1. Set your date format's time zone to UTC, since you don't want to rassle with time zones.

2. I would extact the long time value from the parsed date and work with that. For instance you can add two of them together to add the two intervals. While you could turn around and use the date format to format the result as a string, like "05:00:10 + 01:35:05 = 06:35:15", watch out if the hours exceed 24 -- it will want to take you from 1 Jan 1970 to 2 Jan 1970! It's simple to format the time interval manually:

Originally posted by Steven Smith: How do I add 2 time stamps in hh:mm:ss format? For example: 05:00:10 + 01:35:05

Like Jeff said, adding two times doesn't mean a whole lot of sense. Does the second timestamp represent a time interval, i.e, does the example expression mean 1 hr 35 mins and 5 seconds after 5:00:10 am/pm? [ December 13, 2005: Message edited by: Junilu Lacar ]

Like Jeff said, adding two times doesn't mean a whole lot of sense.

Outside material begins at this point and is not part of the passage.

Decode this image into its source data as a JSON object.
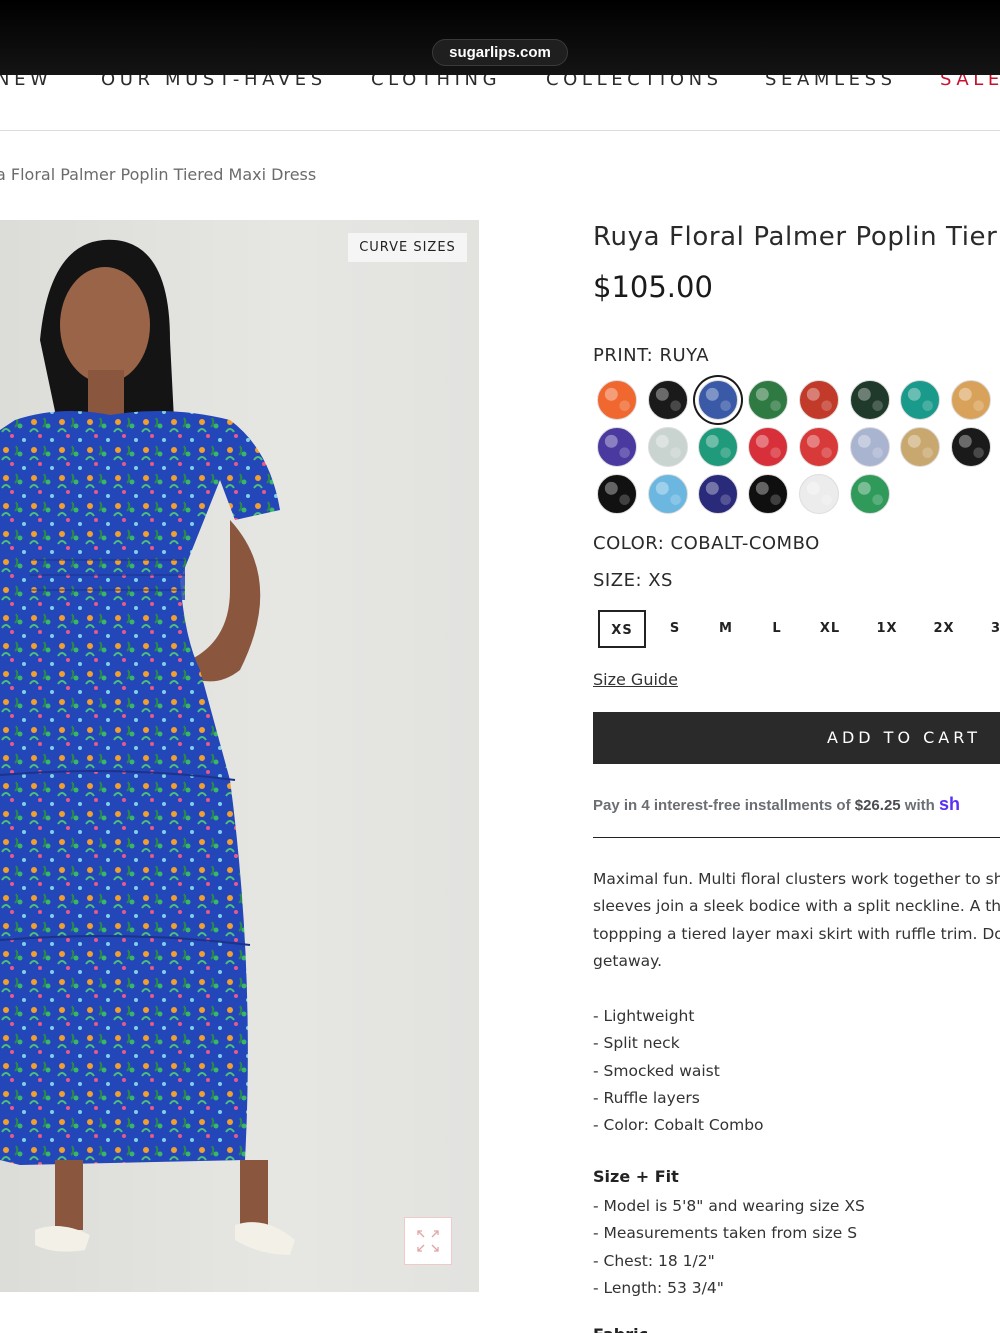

Sorry, I just realized I shouldn't have wrote "time stamp." I think what I'm asking is much simpler. If driving my car from point A to point B takes 5 hours and 10 seconds (05:00:10) and driving from point B to point C takes 1 hour, 35 minutes and 5 seconds (01:35:05), I want to add the two times together (point A to C = 06:35:15) with everything in hh:mm:ss format. Also, if it took 25 hours to go from point A to point B, I would end up with 26:35:05, not a clock time. The two times would be string values already provided (in hh:mm:ss) but I need to add them together. [ December 13, 2005: Message edited by: Steven Smith ]

Could you convert each time to seconds, add them together and then convert back to hours, minutes and seconds?

If you have 10.000 seconds, how many times does 3600 go into 10.000? The answer is 2, i.e. 2 hours. Use modulus to get the remaining seconds, i.e. 2800 seconds.

Next up is minutes: how many times does 60 go into 2800? The answer is 46, so you have 2 hours, 46 minutes. Next, use modulus to find the remainder, which is 40 seconds.